Plus d’équité, bien sûr !
Au cours de sa campagne électorale, Justin Trudeau s’était engagé à introduire plus d’équité dans le régime fiscal canadien. Les propositions présentées cette semaine par le ministre Bill Morneau vont dans ce sens et méritent certainement d’être adoptées rapidement par Ottawa et les provinces.
Tout en rejetant l’idée de resserrer les règles d’imposition des options d’achat d’actions que se versent certains dirigeants à titre de rémunération, le ministre fédéral des Finances, Bill Morneau, s’attaque à trois autres échappatoires fiscales utilisées par les plus fortunés. La première, très populaire auprès des travailleurs indépendants constitués en société, a pour nom «La répartition du revenu par le recours aux sociétés privées ». Le truc est simple et légal, mais peu équitable par rapport aux simples salariés ou à quelque autre travailleur indépendant qui n’est pas incorporé. Il va comme suit: un consultant, un professionnel constitué en société, peut séparer ses revenus de rémunération en deux parties, la première qu’il se verse sous forme de salaire, le reste sous forme de dividendes pour son conjoint ou sa conjointe et ses enfants adultes inscrits comme actionnaires sans contribution réelle aux activités de l’entreprise.
Selon les calculs du ministère des Finances, à un niveau de revenus de 220 000 $, un salarié paie 35 000$ d’impôt de plus que le travailleur indépendant constitué en société ayant choisi de toucher 100 000$ en salaire et de distribuer le reste, après impôts les profits, sous forme de dividendes à ses proches.
À elle seule, la répartition du revenu entre les membres d’une même famille amènera 250 millions supplémentaires dans les coffres fédéraux et sans doute autant dans ceux des provinces qui n’ont aucune raison de ne pas suivre.
Ce n’est pas un hasard si «le nombre de sociétés du domaine des services professionnels a triplé dans les 15 dernières années» au Canada, constate le ministère des Finances. Même en n’ayant pas recours aux échappatoires, l’incorporation reste une formule intéressante depuis que les conservateurs ont réduit les taux d’imposition des entreprises, dont ceux des PME.
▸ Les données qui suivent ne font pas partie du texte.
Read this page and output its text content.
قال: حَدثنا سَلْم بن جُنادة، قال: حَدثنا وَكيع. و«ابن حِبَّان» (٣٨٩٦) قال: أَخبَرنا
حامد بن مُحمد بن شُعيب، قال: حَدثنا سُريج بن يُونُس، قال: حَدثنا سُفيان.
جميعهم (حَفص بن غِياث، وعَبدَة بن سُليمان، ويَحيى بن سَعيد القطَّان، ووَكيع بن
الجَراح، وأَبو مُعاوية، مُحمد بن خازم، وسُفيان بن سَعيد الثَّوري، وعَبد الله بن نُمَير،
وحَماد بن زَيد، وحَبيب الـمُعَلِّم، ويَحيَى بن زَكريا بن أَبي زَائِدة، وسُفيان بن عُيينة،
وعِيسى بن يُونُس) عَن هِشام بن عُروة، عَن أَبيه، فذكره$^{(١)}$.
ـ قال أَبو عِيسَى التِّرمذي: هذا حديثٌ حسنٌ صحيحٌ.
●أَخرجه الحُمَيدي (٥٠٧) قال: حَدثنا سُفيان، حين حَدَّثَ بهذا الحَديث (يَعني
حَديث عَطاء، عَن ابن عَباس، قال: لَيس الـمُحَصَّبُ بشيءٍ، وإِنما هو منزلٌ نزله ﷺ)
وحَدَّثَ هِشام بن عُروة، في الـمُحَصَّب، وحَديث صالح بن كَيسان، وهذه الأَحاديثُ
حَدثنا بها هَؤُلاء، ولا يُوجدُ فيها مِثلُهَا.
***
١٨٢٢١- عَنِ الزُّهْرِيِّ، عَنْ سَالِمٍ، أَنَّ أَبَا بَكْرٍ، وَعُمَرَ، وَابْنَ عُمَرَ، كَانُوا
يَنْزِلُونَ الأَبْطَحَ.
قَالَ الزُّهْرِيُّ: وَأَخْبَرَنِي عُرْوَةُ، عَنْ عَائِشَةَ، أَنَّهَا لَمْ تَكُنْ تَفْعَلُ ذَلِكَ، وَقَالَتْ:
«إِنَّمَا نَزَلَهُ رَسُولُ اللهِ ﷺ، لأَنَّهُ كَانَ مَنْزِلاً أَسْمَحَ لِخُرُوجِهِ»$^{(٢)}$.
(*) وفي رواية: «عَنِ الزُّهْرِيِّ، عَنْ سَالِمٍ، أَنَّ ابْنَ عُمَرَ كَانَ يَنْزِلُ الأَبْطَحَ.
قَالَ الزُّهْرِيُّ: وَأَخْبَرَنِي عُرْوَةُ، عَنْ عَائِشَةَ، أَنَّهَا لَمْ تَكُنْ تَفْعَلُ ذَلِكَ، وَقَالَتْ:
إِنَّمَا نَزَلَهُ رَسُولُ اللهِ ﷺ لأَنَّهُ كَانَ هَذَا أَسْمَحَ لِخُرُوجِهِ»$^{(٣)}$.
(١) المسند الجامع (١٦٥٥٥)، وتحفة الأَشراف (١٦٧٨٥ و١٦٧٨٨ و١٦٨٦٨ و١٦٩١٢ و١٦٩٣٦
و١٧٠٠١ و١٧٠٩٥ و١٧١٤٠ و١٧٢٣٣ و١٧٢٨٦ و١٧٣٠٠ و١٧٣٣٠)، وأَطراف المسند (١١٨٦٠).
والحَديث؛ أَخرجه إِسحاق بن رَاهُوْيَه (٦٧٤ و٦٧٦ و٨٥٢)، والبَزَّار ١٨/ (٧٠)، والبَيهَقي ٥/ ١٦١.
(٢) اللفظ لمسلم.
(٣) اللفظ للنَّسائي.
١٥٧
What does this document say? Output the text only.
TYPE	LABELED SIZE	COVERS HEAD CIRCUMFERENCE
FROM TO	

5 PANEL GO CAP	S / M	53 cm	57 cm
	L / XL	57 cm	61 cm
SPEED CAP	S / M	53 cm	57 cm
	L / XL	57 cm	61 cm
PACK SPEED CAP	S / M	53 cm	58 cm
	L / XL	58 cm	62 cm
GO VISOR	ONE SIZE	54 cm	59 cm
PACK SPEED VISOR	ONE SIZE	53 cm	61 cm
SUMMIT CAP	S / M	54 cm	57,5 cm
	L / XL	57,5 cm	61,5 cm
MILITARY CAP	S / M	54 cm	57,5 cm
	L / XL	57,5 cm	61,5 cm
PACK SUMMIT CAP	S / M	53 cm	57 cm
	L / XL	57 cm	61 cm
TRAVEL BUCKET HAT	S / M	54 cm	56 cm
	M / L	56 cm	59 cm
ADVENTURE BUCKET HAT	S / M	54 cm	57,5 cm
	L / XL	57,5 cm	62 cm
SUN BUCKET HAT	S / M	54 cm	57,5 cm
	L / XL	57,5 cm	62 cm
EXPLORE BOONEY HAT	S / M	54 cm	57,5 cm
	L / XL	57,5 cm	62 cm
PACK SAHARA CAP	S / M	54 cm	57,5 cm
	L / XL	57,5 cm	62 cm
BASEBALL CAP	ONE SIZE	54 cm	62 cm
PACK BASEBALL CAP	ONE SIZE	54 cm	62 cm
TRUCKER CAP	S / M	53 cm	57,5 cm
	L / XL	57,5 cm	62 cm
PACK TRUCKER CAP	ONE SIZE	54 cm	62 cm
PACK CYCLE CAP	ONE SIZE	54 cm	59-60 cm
Au Québec, le gouvernement Charest a permis aux médecins de se constituer en société en 2007 pour compenser son incapacité à répondre à leurs demandes salariales salées. Il avait fait de même quelques années auparavant pour les avocats et les comptables.
Le deuxième changement proposé par le ministre Morneau vise à taxer l’argent que le propriétaire d’une PME choisit de conserver passivement (achat d’actions, d’obligations, etc.) dans un compte de son entreprise au lieu de se le verser sous forme de salaire et de dividendes imposables avant de le placer. En agissant ainsi, le propriétaire profite du taux d’imposition peu élevé des PME et d’un report d’impôt jusqu’au moment d’empocher l’argent.
Quant à la troisième mesure, elle a pour but de neutraliser les conséquences d’une stratégie complexe d’ingénierie fiscale par laquelle le propriétaire d’une société vend des actions de sa firme à une seconde entité lui appartenant afin de toucher une plus-value virtuelle sous forme de gains en capital qui sera moins lourdement imposée que des dividendes. Que n’inventerait-on pas pour se soustraire à l’impôt !
Ces changements qu’Ottawa a le devoir d’adopter l’automne prochain, après consultations, ont de quoi choquer les individus touchés qui considèrent ces avantages comme des acquis, et les fiscalistes qui vendent chèrement leurs ser vices.
Les associations patronales ont déjà fait part de leur opposition en disant craindre que le fisc brime des familles dont les proches participent vraiment aux affaires de la compagnie. À cela, les libéraux répondent qu’ils n’ont surtout pas l’intention de pénaliser « les gens de la classe moyenne qui travaillent fort» dans leur entreprise.
Certains craignent aussi que de taxer davantage les revenus des PME nuise au réinvestissement. Pourtant, c’est précisément ce qu’Ottawa cherche à faire: que l’argent des profits soit réinvesti dans l’entreprise au lieu d’être engrangé à l’abri de l’impôt dans des comptes sans lien avec les activités de l’entreprise en attendant d’être retiré par le propriétaire. Propriétaire qui a déjà le droit de se verser des dividendes au lieu d’un salaire et de profiter d’une exonération du gain en capital de 835 000$ à la vente de son entreprise.
Malgré ces changements, le traitement fiscal des PME canadiennes reste très compétitif par rapport aux autres pays du G7. Et il sera maintenant plus équitable.